Petra Winter: Das kam Stück für Stück. Aber meine Erziehung als Kind niedersächsischer Eltern hat schon geholfen: Wer gelernt hat, vernünftig zu haushalten und zu planen, hat schon mal eine gute Basis. Außerdem bin ich ja schon mit 28 Jahren sehr früh Chefin geworden – als Entwicklungschefredakteurin beim Bauer Verlag. Ein Jahr später bot man mir die Leitung der Cosmopolitan an, das Kronjuwel des Schweizer Verlegers Jürg Marquardt. Die Cosmo machte damals den mit Abstand größten Umsatz seines Verlages – entsprechend groß waren der Druck und die Verantwortung. Bis heute besteht meine Arbeit neben dem Redaktionellen zu einem wichtigen Anteil in der Kommunikation mit unseren Mediapartnern. Ein Heft muss ja nicht nur den Leser:innen gefallen, sondern auch den Mediakunden – idealerweise beiden gleichzeitig. Die Wünsche beider Parteien sind meist deckungsgleich, darum ist das kein Spagat, denn beide wollen journalistische Qualität und optische Exzellenz.

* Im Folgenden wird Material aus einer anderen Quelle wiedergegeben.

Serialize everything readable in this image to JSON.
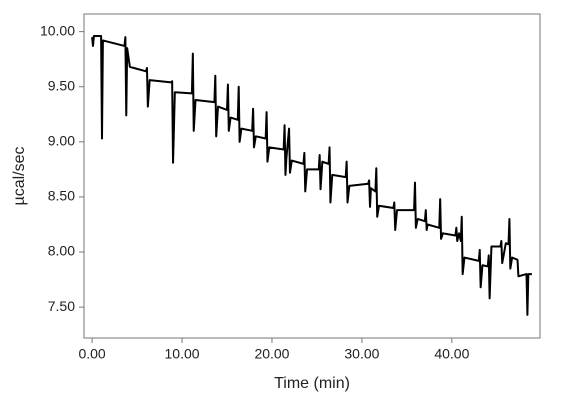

LEADERSNET: In den vergangenen Monaten gab es negative Nachrichten über die Looping Group. Hier waren Ihre Mit-Gesellschafter Robin Houcken und Dominik Wichmann involviert. Wie sehr hat es Sie persönlich und wie sehr hat es die Madame belastet?
Petra Winter: Die Madame hat es weniger belastet, weil sie in der Beautiful Minds Media GmbH erscheint, also einer unabhängigen Einheit. Weil Robin und Dominik aber die Looping-Eigentümer waren und Geschäftsführer sind sowie meine Mitgesellschafter, hat uns die Situation alle natürlich emotional sehr belastet. Eine unverschuldete Insolvenz ist immer unfair und ungerecht, mehr kann und will ich dazu nicht sagen.
LEADERSNET: Über allen Journalist:innen schwebt das große Thema KI. Wie gehen Sie damit um?
Petra Winter: Ich sehe dem mit großer Neugier und großen Erwartungen entgegen. Ich glaube, es ist wichtig, manche Prozesse zu automatisieren und zu optimieren, gerade wenn es um digitale Mechanismen und Inhalte geht wie SEO-optimiertes Schreiben und E-Commerce. Unsere Texte schreiben wir generell aus einem sehr persönlichen Erfahrungshorizont, das kann keine KI leisten. Vielleicht irgendwann einmal, aber momentan habe ich nicht den Eindruck, dass das schon sehr bald gelingt.
LEADERSNET: Sie haben selbst schon ein Beauty Produkt gelauncht. Wie kam es dazu?
Petra Winter: Das ist sicher unserer Abenteuerlust geschuldet, ich glaube, das wäre in keinem anderen Verlag möglich gewesen (lacht). Wir wollten ein Produkt, das zu uns passt und glaubwürdig ist, und haben eine Analyse gemacht, was unsere Leserinnen wirklich brauchen könnten. Mit einem Kosmetik-Partner haben wir dann das Maison Madame Le Sérum entwickelt. Unser Vorteil ist, dass unsere Marke glaubwürdig und seriös ist – und dass wir über unsere eigenen Kommunikationskanäle verfügen, um es zu bewerben. Ich freue mich jedenfalls jeden Morgen und jeden Abend, wenn ich den Flakon in die Hand nehme, weil das Produkt so gut ist. Darum haben wir auch den Mut, das Serum durch weitere Produkte zu ergänzen.